Guide
Qui a payé quoi, sans relancer personne
Ce que ça compte
Le principe tient en trois lignes. Chacun note ce qu’il a mis, au moment où il le met. L’addition se fait toute seule. À la fin, une seule phrase : voilà le total, voilà le montant par personne, voilà qui doit combien à qui.
Noter sur le moment est la seule règle qui compte. Trois jours après, plus personne ne sait qui a payé les courses, qui a mis le taxi et qui a rajouté deux bouteilles en route. Le montant existe encore ; la mémoire, non.
Une seule unité, le montant par personne. Additionner tout et diviser est presque toujours plus juste que d’essayer de rattacher chaque euro à chaque estomac. Le compte au centime entre amis coûte plus cher en discussions qu’il ne rapporte, et il transforme une soirée en note de frais.
On solde après, en une fois. Demander de l’argent avant la soirée transforme une invitation en billetterie. Et une relance suffit : si quelqu’un tarde, c’est presque toujours parce qu’il a oublié, pas parce qu’il refuse.
Aucun montant ne transite, aucune commission
C’est le point à comprendre avant tout le reste : la cagnotte d’AmidAmi compte, elle ne paie pas.
Aucun euro ne passe par nous. Aucune carte bancaire ne nous est confiée. Aucune commission n’est prélevée, ni sur le total, ni sur un virement, ni sous forme de « frais de service ». L’argent circule entre vous, par les moyens que vous utilisez déjà — virement, espèces, ce que vous voulez.

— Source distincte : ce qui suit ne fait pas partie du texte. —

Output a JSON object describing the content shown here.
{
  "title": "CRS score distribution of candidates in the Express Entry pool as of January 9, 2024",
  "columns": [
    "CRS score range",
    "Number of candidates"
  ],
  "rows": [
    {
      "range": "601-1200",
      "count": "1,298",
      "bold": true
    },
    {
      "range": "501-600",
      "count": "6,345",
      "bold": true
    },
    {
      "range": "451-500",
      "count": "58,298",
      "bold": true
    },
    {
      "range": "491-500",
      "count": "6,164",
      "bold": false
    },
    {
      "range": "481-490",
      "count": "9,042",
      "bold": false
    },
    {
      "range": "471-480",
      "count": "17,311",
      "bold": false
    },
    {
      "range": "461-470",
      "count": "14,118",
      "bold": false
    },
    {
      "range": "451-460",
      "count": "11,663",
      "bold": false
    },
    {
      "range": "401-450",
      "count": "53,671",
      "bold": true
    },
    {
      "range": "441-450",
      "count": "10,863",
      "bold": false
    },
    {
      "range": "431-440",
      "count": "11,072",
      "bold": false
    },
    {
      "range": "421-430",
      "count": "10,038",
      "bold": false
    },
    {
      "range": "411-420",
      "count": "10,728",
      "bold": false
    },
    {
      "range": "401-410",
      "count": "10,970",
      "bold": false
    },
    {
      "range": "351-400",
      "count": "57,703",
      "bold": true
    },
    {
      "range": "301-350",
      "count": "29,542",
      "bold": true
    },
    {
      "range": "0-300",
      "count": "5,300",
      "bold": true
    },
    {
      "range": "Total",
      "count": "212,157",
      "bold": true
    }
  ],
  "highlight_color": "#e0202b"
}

Ce n’est pas une limitation qu’on finira par lever discrètement : c’est ce que le produit fait. Une cagnotte qui encaisse est un service financier, avec des frais, des délais de reversement et une raison de te pousser à l’utiliser. Un compteur n’a aucune de ces trois choses, et c’est exactement pour ça qu’il est plus honnête.
Corollaire à dire aussi : AmidAmi ne peut donc pas garantir qu’on te rembourse. Elle rend le montant visible et incontestable, ce qui règle le vrai problème dans la quasi totalité des cas — mais elle ne remplace pas la confiance entre les gens qui étaient à la soirée.
Pourquoi c’est dans la soirée, et pas dans une autre app
Les comptes d’une soirée ne sont pas un objet séparé : ils sont faits des mêmes personnes que la liste des invités, des mêmes courses que la liste de ce qu’on apporte, du même taxi que le trajet du retour.
Quand les comptes vivent ailleurs, il faut recréer le groupe, réinviter les mêmes gens, et vérifier que celui qui n’est finalement pas venu n’y est plus. Trois occasions de se tromper, et une application de plus à ouvrir pour une soirée qui dure quatre heures.
Quand ils vivent dans la fiche, ils partagent la liste des présents. Celui qui a répondu « je viens pas » ne compte pas dans la division, sans que personne ait à y penser.
Tricount, Splitwise, et quand ils sont mieux
Tricount et Splitwise font ça très bien depuis longtemps, et il y a des cas où ils sont le bon outil. Honnêtement :
- Un voyage de deux semaines à six. Des dizaines de dépenses, des devises, des parts inégales, des remboursements croisés à démêler. C’est leur métier, et ce n’est pas le nôtre.
- Une colocation, un compte qui court toute l’année. Il n’y a pas d’« événement » : il y a un solde permanent entre les mêmes personnes.
- Des parts inégales à la ligne. Trois personnes sur cinq partagent le taxi, deux sur cinq le vin. Leur modèle le fait ; le nôtre divise par les présents.
- Des gens qui n’ont pas AmidAmi et ne l’installeront pas. Le lien d’une soirée permet de voir et de répondre, mais si le groupe entier vit ailleurs, il n’y a aucune raison de le déplacer.
Ce qu’AmidAmi apporte, c’est de ne rien avoir à recréer : la soirée existe déjà, avec ses invités et leurs réponses. Pour une soirée entre amis — cinq ou six dépenses, un seul soir, les mêmes personnes que la liste des présents — c’est une application de moins à ouvrir, et un groupe de moins à monter.
Dans AmidAmi
Le compte vit dans la fiche de la soirée, sous la liste de ce qu’on apporte. Chacun note ce qu’il a mis, l’app additionne et affiche le montant par personne. Le lendemain, le récap le rappelle à côté des photos, une fois, sans relance.